A critic of Sanchez’s handling of the Catalan issue, Casado is known as a defender of family values, the monarchy and the Catholic Church, and an opponent of abortion and euthanasia.
SANTIAGO ABASCAL’S VOX
Vox party leader Santiago Abascal pictured casting his vote in Madrid, Spain
An anti-immigration, nationalist party founded in 2013 by former PP members.
In April, Vox became the first far-right party to enter Spain’s parliament since the 1980s, with 24 seats, and polls show it could now become the third-biggest force there, with possibly as many as 44 seats.
Vox opposes gender equality laws and is strongly against autonomy for Spain’s regions.
Its leader Santiago Abascal, 43, is a tough-talking career politician from the Basque country, who harshly criticised the exhumation of Franco and who wants Catalan separatism quashed.

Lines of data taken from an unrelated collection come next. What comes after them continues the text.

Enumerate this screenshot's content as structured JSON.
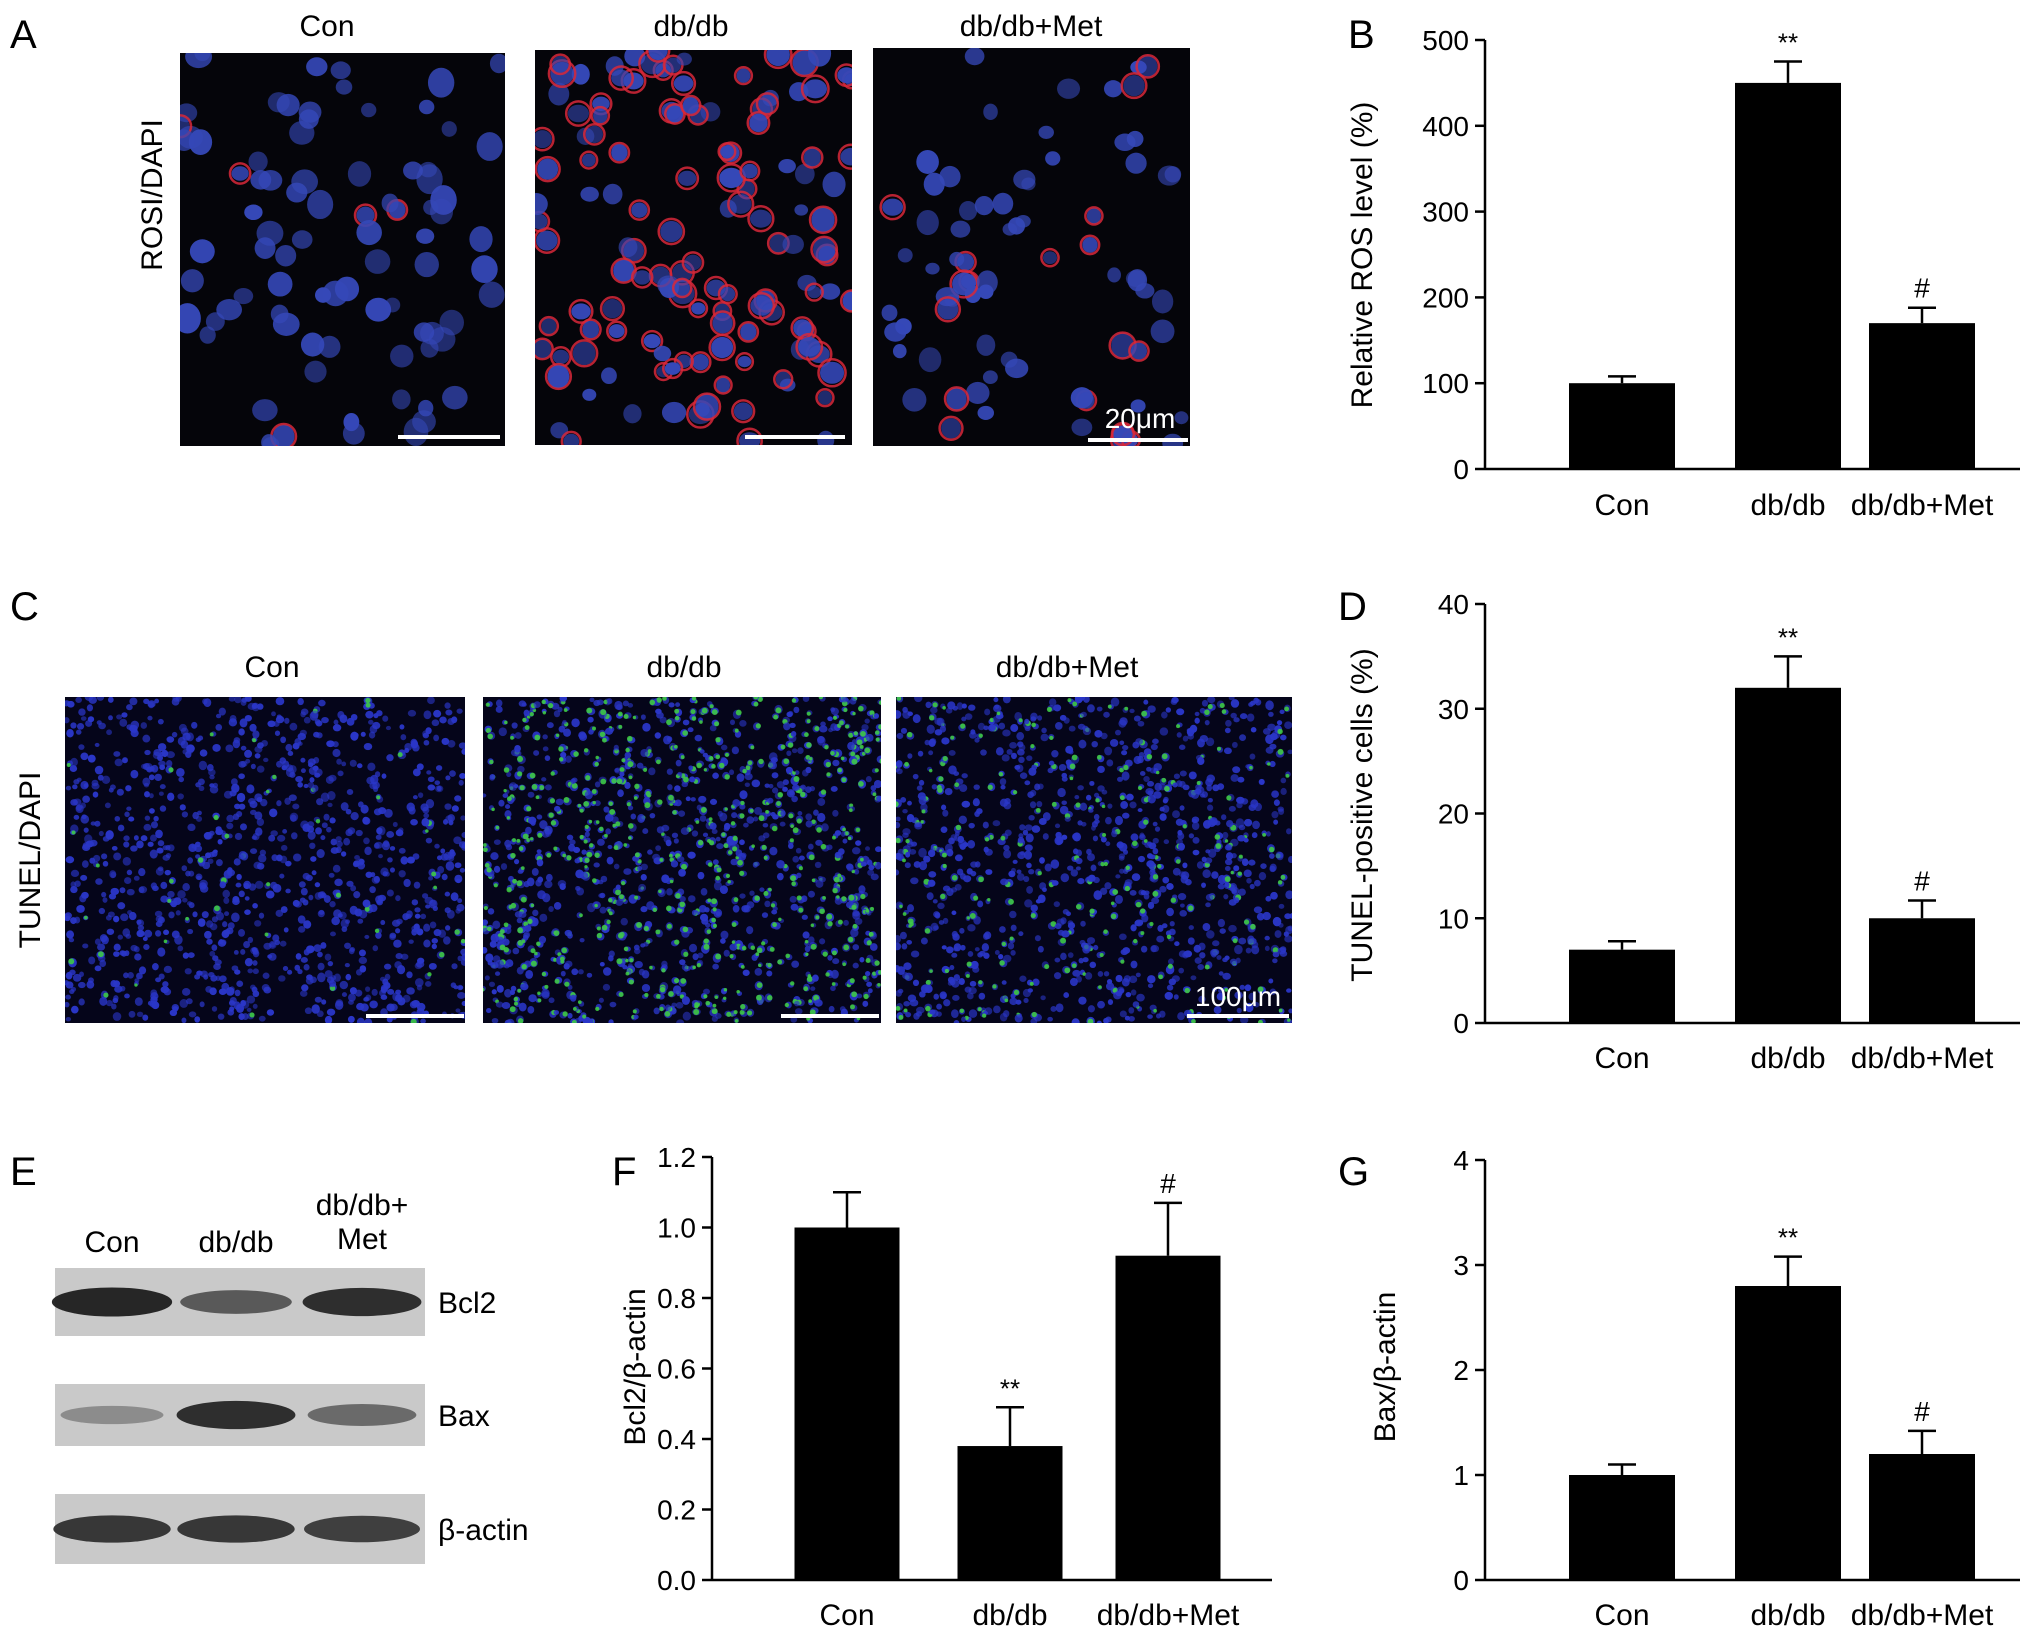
{
  "panels": {
    "A": {
      "letter": "A",
      "stain_label": "ROSI/DAPI",
      "groups": [
        "Con",
        "db/db",
        "db/db+Met"
      ],
      "scale_bar": "20μm",
      "image_colors": {
        "background": "#05050a",
        "nucleus": "#3548b8",
        "signal": "#d8283a"
      }
    },
    "C": {
      "letter": "C",
      "stain_label": "TUNEL/DAPI",
      "groups": [
        "Con",
        "db/db",
        "db/db+Met"
      ],
      "scale_bar": "100μm",
      "image_colors": {
        "background": "#05051a",
        "nucleus": "#2a36c8",
        "signal": "#3fd23f"
      }
    },
    "E": {
      "letter": "E",
      "lanes": [
        "Con",
        "db/db",
        "db/db+\nMet"
      ],
      "bands": [
        {
          "label": "Bcl2",
          "intensity": [
            0.95,
            0.65,
            0.9
          ]
        },
        {
          "label": "Bax",
          "intensity": [
            0.35,
            0.9,
            0.55
          ]
        },
        {
          "label": "β-actin",
          "intensity": [
            0.85,
            0.85,
            0.8
          ]
        }
      ]
    }
  },
  "chart_data": [
    {
      "id": "B",
      "letter": "B",
      "type": "bar",
      "categories": [
        "Con",
        "db/db",
        "db/db+Met"
      ],
      "values": [
        100,
        450,
        170
      ],
      "errors": [
        8,
        25,
        18
      ],
      "annotations": [
        "",
        "**",
        "#"
      ],
      "ylabel": "Relative ROS level (%)",
      "ylim": [
        0,
        500
      ],
      "yticks": [
        0,
        100,
        200,
        300,
        400,
        500
      ],
      "ytick_labels": [
        "0",
        "100",
        "200",
        "300",
        "400",
        "500"
      ],
      "bar_color": "#000000"
    },
    {
      "id": "D",
      "letter": "D",
      "type": "bar",
      "categories": [
        "Con",
        "db/db",
        "db/db+Met"
      ],
      "values": [
        7,
        32,
        10
      ],
      "errors": [
        0.8,
        3.0,
        1.7
      ],
      "annotations": [
        "",
        "**",
        "#"
      ],
      "ylabel": "TUNEL-positive cells (%)",
      "ylim": [
        0,
        40
      ],
      "yticks": [
        0,
        10,
        20,
        30,
        40
      ],
      "ytick_labels": [
        "0",
        "10",
        "20",
        "30",
        "40"
      ],
      "bar_color": "#000000"
    },
    {
      "id": "F",
      "letter": "F",
      "type": "bar",
      "categories": [
        "Con",
        "db/db",
        "db/db+Met"
      ],
      "values": [
        1.0,
        0.38,
        0.92
      ],
      "errors": [
        0.1,
        0.11,
        0.15
      ],
      "annotations": [
        "",
        "**",
        "#"
      ],
      "ylabel": "Bcl2/β-actin",
      "ylim": [
        0,
        1.2
      ],
      "yticks": [
        0,
        0.2,
        0.4,
        0.6,
        0.8,
        1.0,
        1.2
      ],
      "ytick_labels": [
        "0.0",
        "0.2",
        "0.4",
        "0.6",
        "0.8",
        "1.0",
        "1.2"
      ],
      "bar_color": "#000000"
    },
    {
      "id": "G",
      "letter": "G",
      "type": "bar",
      "categories": [
        "Con",
        "db/db",
        "db/db+Met"
      ],
      "values": [
        1.0,
        2.8,
        1.2
      ],
      "errors": [
        0.1,
        0.28,
        0.22
      ],
      "annotations": [
        "",
        "**",
        "#"
      ],
      "ylabel": "Bax/β-actin",
      "ylim": [
        0,
        4
      ],
      "yticks": [
        0,
        1,
        2,
        3,
        4
      ],
      "ytick_labels": [
        "0",
        "1",
        "2",
        "3",
        "4"
      ],
      "bar_color": "#000000"
    }
  ]
}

Echoing U.S. President Donald Trump’s anti-immigration rhetoric, he has called for a secure wall to be built around the Spanish enclaves of Ceuta and Melilla and for neighbouring Morocco to pay for it.
‘I am a supporter of discrimination,’ he told 7TV Andalucia in 2017.
ALBERT RIVERA’S CIUDADANOS (CITIZENS)
Pro-European Ciudadanos party leader Albert Rivera delivers a speech in July. He has also cast his vote today
A centre-right, pro-European party originally from Catalonia and part of the Alliance of Liberals and Democrats for Europe that first won Spanish parliament seats in 2015.
Its leader, Albert Rivera, 39, worked in a bank before founding Ciudadanos in 2006.
Rivera, who backed Sanchez in his failed 2016 bid for premiership, refused him support after April election, leaving him no option but to seek support from left-wing Unidas Podemos.
Polls show Ciudadanos would lose seats after several senior figures quit over regional deals it has struck with the far-right. Ciudadanos is a stalwart defender of Spain’s unity and strongly opposes any concessions to separatists.
PABLO IGLESIAS’ UNIDAS PODEMOS (TOGETHER WE CAN)
Unidas Podemos general secretary Pablo Iglesias heads to cast his vote in La Navata, Spain, today
An alliance of left-wing Podemos, United Left, and other parties, created in the run-up to the 2016 election and rooted in the anti-austerity protest movement. The name was tweaked in 2019 to make it female to reflect its pro-feminism stance.
Its leader, political scientist and lecturer Pablo Iglesias, 41, founded Podemos in 2014.
Podemos had tried in vain to negotiate a governing coalition deal with PSOE up to the very last minute in September, but Sanchez ultimately refused to give them cabinet posts, saying that Iglesias’ excessive demands had torpedoed such a solution.